Background: Rosemary, Rosmarinus (R.) officinalis L. is a well-known plant with several useful properties such as analgesic, anti-inflammatory and anti-neurodegenerative. It has been used in folk medicine to alleviate rheumatic pain, stomachache and dysmenorrhea. Rosemary has several constituents such as rosmarinic acid which can be responsible for therapeutic properties been noted with rosemary. The aim of this study was to investigate the potential anti-inflammatory effects of R. officinalis and rosmarinic acid in a rat model of sciatic nerve chronic constriction injury (CCI)-induced neuropathic pain to verify usage of rosemary in folk medicine.
Methods: Rats underwent CCI, were treated with either normal saline, ethanolic extract of aerial parts of R. officinalis (400mg/kg, i.p.) or rosmarinic acid (40mg/kg, i.p.) from the day of surgery (day 0) for 14days. The anti-inflammatory effects of R. officinalis extract and rosmarinic acid were evaluated by assessing the levels of some spinal inflammatory markers including cyclooxygenase-2 (COX2), prostaglandin E2 (PGE-2), interleukin 1 beta (IL-1β), matrix metallopeptidase 2 (MMP2) through western blotting and nitric oxide (NO) production via Griess reaction on days 7 and 14 post-surgery.
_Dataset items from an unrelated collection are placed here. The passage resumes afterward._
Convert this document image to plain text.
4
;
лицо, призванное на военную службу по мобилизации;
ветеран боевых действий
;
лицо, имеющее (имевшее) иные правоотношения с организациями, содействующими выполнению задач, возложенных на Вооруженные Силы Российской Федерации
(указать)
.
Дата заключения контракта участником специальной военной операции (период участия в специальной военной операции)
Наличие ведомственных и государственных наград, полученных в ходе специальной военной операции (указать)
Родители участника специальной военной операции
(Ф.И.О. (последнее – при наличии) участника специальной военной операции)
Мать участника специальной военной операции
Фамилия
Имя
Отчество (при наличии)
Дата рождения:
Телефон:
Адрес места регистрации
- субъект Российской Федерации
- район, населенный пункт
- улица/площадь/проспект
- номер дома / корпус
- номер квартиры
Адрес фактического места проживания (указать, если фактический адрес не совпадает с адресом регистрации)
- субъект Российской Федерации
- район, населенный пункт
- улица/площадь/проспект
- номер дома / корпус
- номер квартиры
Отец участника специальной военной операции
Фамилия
Results: CCI rats exhibited a marked expression in the levels of inflammatory markers (COX2, PGE-2, IL-1β, MMP2 and NO) on both days 7 (p<0.001) and 14 (p<0.001). Rosmarinic acid and ethanolic extract of R. officinalis were able to decrease amounts of mentioned inflammatory markers on both days 7 (p<0.001) and 14 (p<0.001).
Conclusion: Our data support the traditional use of R. officinalis as an effective remedy for pain relief and inflammatory disorders. It also suggests that the ethanolic extract of R. officinalis and rosmarinic acid through modulating neuro-inflammation might be potential candidates in treating neuropathic pain and different neurological disorders associated with inflammation.
Keywords: Chronic constriction injury; Inflammatory markers; Neuropathic pain; Rosmarinic acid; Rosmarinus officinalis.